Data_Quality (Brohrer) Flashcards
1
Q
choose your rows
A
one and only one target value for each row (well… for multilabel, multiclass may not be true but still it has to answer a precise question as in single label case)
2
Q
inspect the data
A
- spot problems in data
- identify the domain of values for different features, use functionality similar to DataFrame.describe() - pandas
- review the documentation for all features
- visualize data (histograms, scatter plots, etc) for anomalies, correlation, etc.
3
Q
correct the data
A
- if the error is obvious, correct the data
- otherwise delete the value and leave it as missing
4
Q
missing data -> mean
A
- assumes the missing data is distributed in the same manner as the present one
- aka Missing Completely at Random
5
Q
missing data -> median, mode
A
- median is a robust statistic useful when dealing with outliers
- mode is used when dealing with categorical variable.s
6
Q
missing data -> interpolated value
A
- interpolate the value when dealing with ordered data
- useful with time-series data
7
Q
missing data -> constant
A
- when dealing with information that is not Missing at Random i.e. people don’t share income info as it is very ‘high’; using high gives a better representation of missing info even if not precise
8
Q
missing data -> missing rank
A
- when dealing with data presented in ranking order with no duplicates or gaps
9
Q
missing data -> 0
A
- when dealing with numerical data is a reasonable choice
- when dealing with categorical data use it as (key, value) pair (0, ‘missing’)
10
Q
missing data -> 0 - confidence
A
- if confindence in using 0 is low, use a separate column/feature to indicate with a boolen flag the missing value
11
Q
missing data -> ‘missing’
A
- use such an indicator value or similar for categorical data
12
Q
missing data -> delete columns
A
- use it when the number of missing data instances is to high to be useful (uninformative)

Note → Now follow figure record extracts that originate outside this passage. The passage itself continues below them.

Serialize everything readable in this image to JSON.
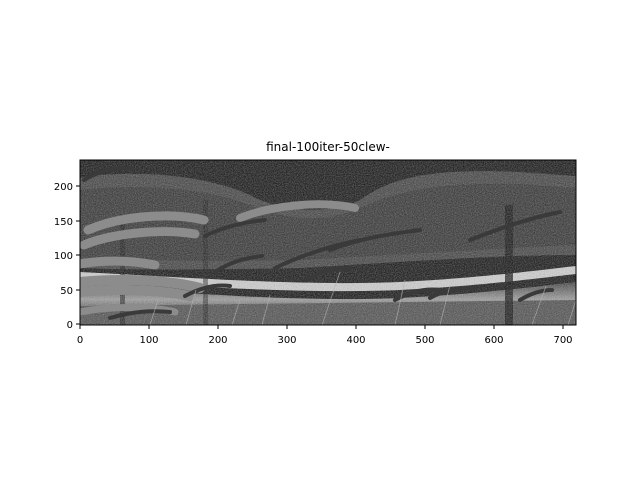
{
  "figure": {
    "title": "final-100iter-50clew-",
    "x_axis": {
      "range": [
        0,
        720
      ],
      "ticks": [
        "0",
        "100",
        "200",
        "300",
        "400",
        "500",
        "600",
        "700"
      ]
    },
    "y_axis": {
      "range": [
        0,
        240
      ],
      "ticks": [
        "0",
        "50",
        "100",
        "150",
        "200"
      ]
    },
    "image_description_colors": {
      "background": "#0a0a0a",
      "bright_band": "#d8d8d8",
      "thick_strokes": "#8c8c8c",
      "dark_strokes": "#3a3a3a",
      "thin_lines": "#b4b4b4"
    }
  }
}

!!! NOTE: - make sure there is enough data left before proceeding further
13
Q
missing data -> delete rows
A
- use it when critical information (features) per row is missing
!!! NOTE: - make sure there is enough data left before proceeding further
14
Q
missing data -> imputation
A
- a way to have information from other columns used to fill missing information in a reasonable way (i.e. through some correlated values between features)